Pros and cons of using delay queues

Using delay queues within RabbitMQ has several benefits and drawbacks:

Integrated and simple setup: The delayed queue system is part of RabbitMQ and MailerQ’s configuration. When MailerQ starts, it automatically creates the necessary delay queues, and messages are managed without additional infrastructure.

Reliable delays: By setting exact timeouts in seconds, MailerQ can ensure that delayed messages appear in the outbox queue at the desired time, meeting application-specific scheduling needs.

Resource-intensive: Every delay cycle involves messages expiring, being forwarded to the next queue, and eventually reappearing in the outbox. This increases the workload on RabbitMQ, MailerQ, and the network, particularly with frequent or high-volume delays.

Not designed for long-term storage: RabbitMQ is optimized for real-time message flows, not for long-term message storage. Using RabbitMQ to hold messages for extended periods can affect performance.

Queue complexity: The additional delay queues make the queue topology more complex, especially with multiple queues for various timeouts. This may complicate queue management and monitoring.

Alternative solution: amqpdelayer for efficient delayed messaging

For high-load or longer delays, an alternative approach is using amqpdelayer, a custom application designed to handle delayed messages outside of RabbitMQ. It reads delayed messages from RabbitMQ and holds them temporarily within its own storage until the delay period is complete. After the specified delay, it sends the message back to RabbitMQ for final processing, significantly reducing the workload on RabbitMQ by minimizing repeated message forwarding and queue cycling.

Since amqpdelayer stores messages independently, RabbitMQ’s delay queues don’t experience the constant expiry and movement of messages, resulting in a lighter load on RabbitMQ and MailerQ and improved overall efficiency.

Topology adjustments when using amqpdelayer

Integrating amqpdelayer into your mail stack requires adjustments to the RabbitMQ topology. The goal is to route all retries and reschedules to amqpdelayer, and after their delay back to the outbox. This can be achieved in many ways, but our recommendation is to setup an extra exchange and queue, while keeping the same routing keys. This gives the best monitoring and debugging options.

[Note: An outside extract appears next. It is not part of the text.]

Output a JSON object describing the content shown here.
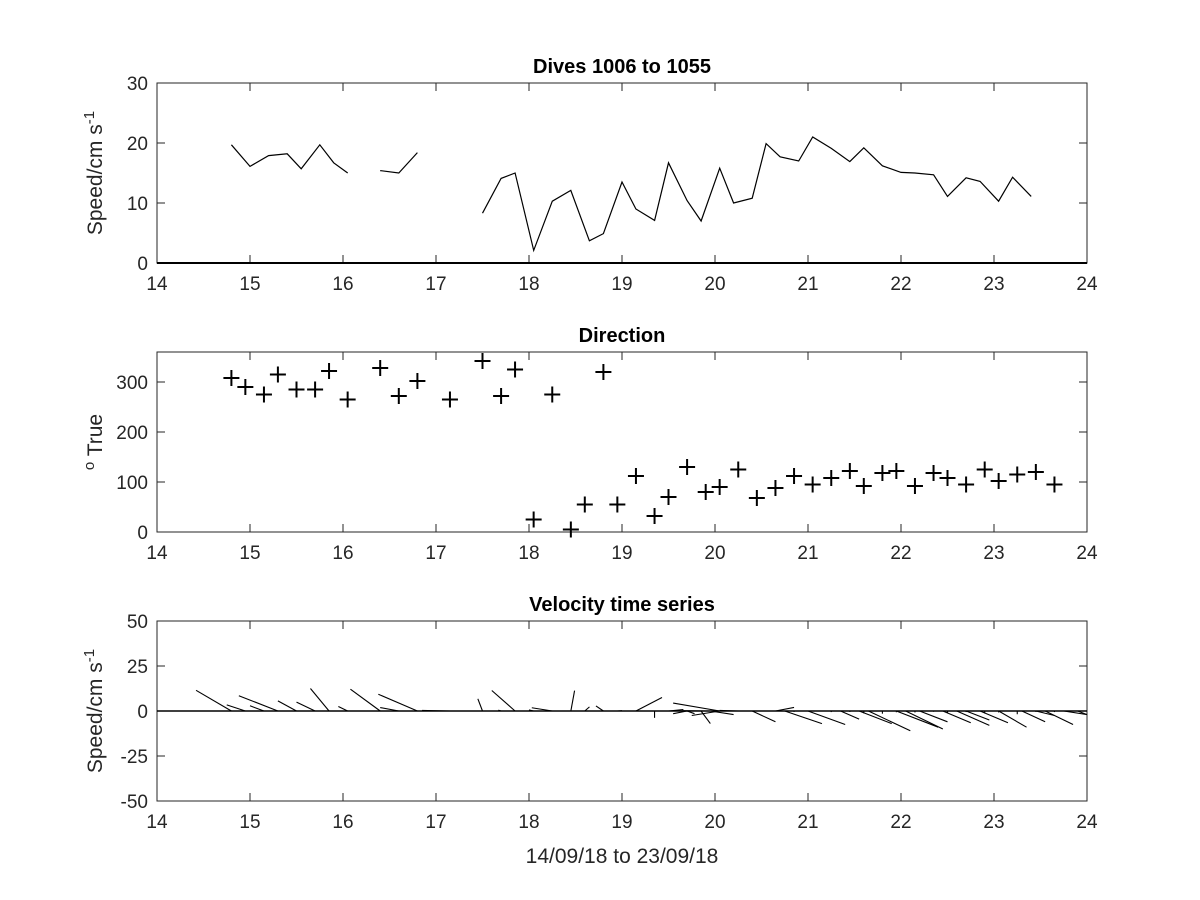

Separate exchanges for applications: Give each application its designated exchange. MailerQ writes to the "mailerq" exchange, while amqpdelayer writes to a separate "amqpdelayer" exchange.

Separate queues for applications: Each application gets its own input queue. MailerQ reads its input from the "outbox" queue, and amqpdelayer from the "delays" queue.

Routing delayed messages to amqpdelayer: The normal bindings between the "mailerq" exchange and the "outbox" queue should be removed, and replaced with two similar bindings between the "mailerq" exchange and the "delayed" queue. Add a binding for the routing key "outbox" and one for routing key "retries".

Routing processed messages to mailerq: Add two new bindings from the "amqpdelayer" exchange to the "outbox" queue. Use the routing key "outbox" and "retries" here too.

The above changes ensure that messages are still being moved around with the same routing keys, but are first processed by amqpdelayer before they are returned to MailerQ.

Adjustments to the MailerQ config file

Disable queue declaration: Because of the custom topology, you can no longer rely on MailerQ setting up the topology. The variables rabbitmq-declare and delayed-declare should therefore both be set to false.

Reduce number of delayed queues: MailerQ no longer has to pump messages around to the delayed queues, so the setting delayed-queues can be set to 0.

Adjustments to the AMQPDelayer config file

The config file of amqpdelayer should be modified to make it read from the "delayed" queue, and publish to the "amqpdelayer" exchange, while preserving routing keys. You especially need to pay attention to these settings:

• The variable rabbitmq-exchange in the amqpdelayer config file should be set to amqpdelayer.

• The variable rabbitmq-routingkey should be empty. This will make amqpdelayer publish the output messages with their original routing key. This can be helpful for debugging.